Andrew Morton (akpm@digeo.com)
Wed, 11 Dec 2002 16:50:59 -0800


Rusty Russell wrote:
>
> In message <20021211174305.GB11264@bougret.hpl.hp.com> you write:
> > On Wed, Dec 11, 2002 at 07:34:53PM +1100, Rusty Russell wrote:
> > > > o removal of airo_cs : "Uninitialised timer!/nThis is a
> > > > warning. Your computer is OK". Call trace on demand. Also, the module
> > > > airo not removed (probably due to problem with airo_cs).
> > >
> > > That, in itself, should be harmless.
> >
> > Yes, but this is new and I don't really like it. I suspect
> > something is wrong in the Pcmcia code itself.
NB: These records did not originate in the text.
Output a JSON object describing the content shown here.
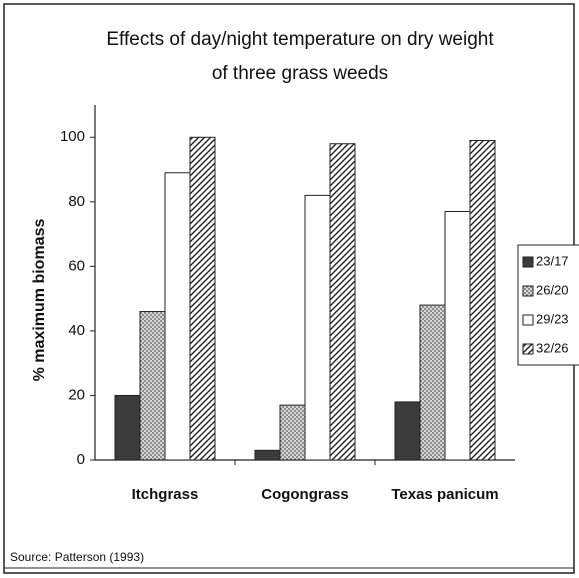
{
  "chart_data": {
    "type": "bar",
    "title": [
      "Effects of day/night temperature on dry weight",
      "of three grass weeds"
    ],
    "y_label": "% maximum biomass",
    "source": "Source: Patterson (1993)",
    "categories": [
      "Itchgrass",
      "Cogongrass",
      "Texas panicum"
    ],
    "series": [
      {
        "name": "23/17",
        "color": "#3c3c3c",
        "pattern": "solid",
        "values": [
          20,
          3,
          18
        ]
      },
      {
        "name": "26/20",
        "color": "#c8c8c8",
        "pattern": "dots",
        "values": [
          46,
          17,
          48
        ]
      },
      {
        "name": "29/23",
        "color": "#ffffff",
        "pattern": "solid",
        "values": [
          89,
          82,
          77
        ]
      },
      {
        "name": "32/26",
        "color": "#ffffff",
        "pattern": "diagonal",
        "values": [
          100,
          98,
          99
        ]
      }
    ],
    "ylim": [
      0,
      110
    ],
    "yticks": [
      0,
      20,
      40,
      60,
      80,
      100
    ],
    "grid": false,
    "legend": "right"
  }
}
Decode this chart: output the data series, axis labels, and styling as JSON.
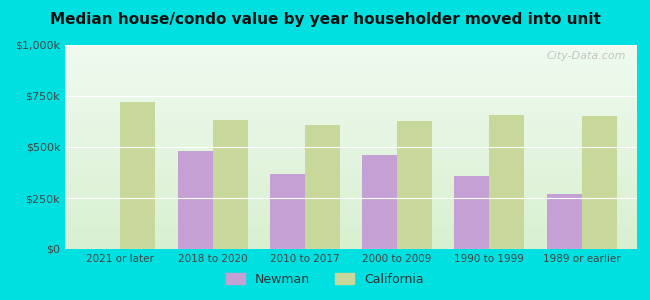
{
  "title": "Median house/condo value by year householder moved into unit",
  "categories": [
    "2021 or later",
    "2018 to 2020",
    "2010 to 2017",
    "2000 to 2009",
    "1990 to 1999",
    "1989 or earlier"
  ],
  "newman_values": [
    null,
    480000,
    370000,
    460000,
    360000,
    270000
  ],
  "california_values": [
    720000,
    630000,
    610000,
    625000,
    655000,
    650000
  ],
  "newman_color": "#c4a0d4",
  "california_color": "#c8d89a",
  "background_color": "#00e0e0",
  "plot_bg_top": "#f0faf0",
  "plot_bg_bottom": "#d8f0d0",
  "ylim": [
    0,
    1000000
  ],
  "yticks": [
    0,
    250000,
    500000,
    750000,
    1000000
  ],
  "ytick_labels": [
    "$0",
    "$250k",
    "$500k",
    "$750k",
    "$1,000k"
  ],
  "legend_newman": "Newman",
  "legend_california": "California",
  "watermark": "City-Data.com",
  "bar_width": 0.38
}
Last I tried was 2.5.46
> > and I see some suspicious init_timer() added where I would not expect,
> > and some missing where they would be needed.
> > Hum... Who is in charge ?
>
> Well, Andrew Morton made the change that required timers to be
> initialized, and the check which locates ones which are not. As to
> who is responsible for airo_cs, I'm guessing Ben Reed, as author.

wakes up.

> > I personally believe the timer thingy is important and cause
> > of problems.
>
> I disagree: the warning is supposed to silently fix it up.
>

yes. It goes like this:

1: The new super-scalable SMP timers code had a locking problem which
made 8-ways go oops.
2: The fix was to add a spinlock to struct timer_list.
3: spinlocks need to be initialised.
3a: struct timer_list needs to be initialised.

This is a problem, because it has traditionally been the case that
an all-zeroes struct timer_list is "initialised". That is no longer
the case. All timers must now be prepared with init_timer() or
TIMER_INITIALIZER()

So debugging code was added to the timer layer to detect when someone
passes an uninitialised timer into the core timer functions. That debug
code generates a warning, a backtrace and then initialises the timer
for you, so things run happily.

I did an audit and fixed up probably a hundred or so uninitialised timers,
but there will be a few leftovers.

The intent is that people will report these leftovers, they get fixed up
and then one day we pull out the debug code.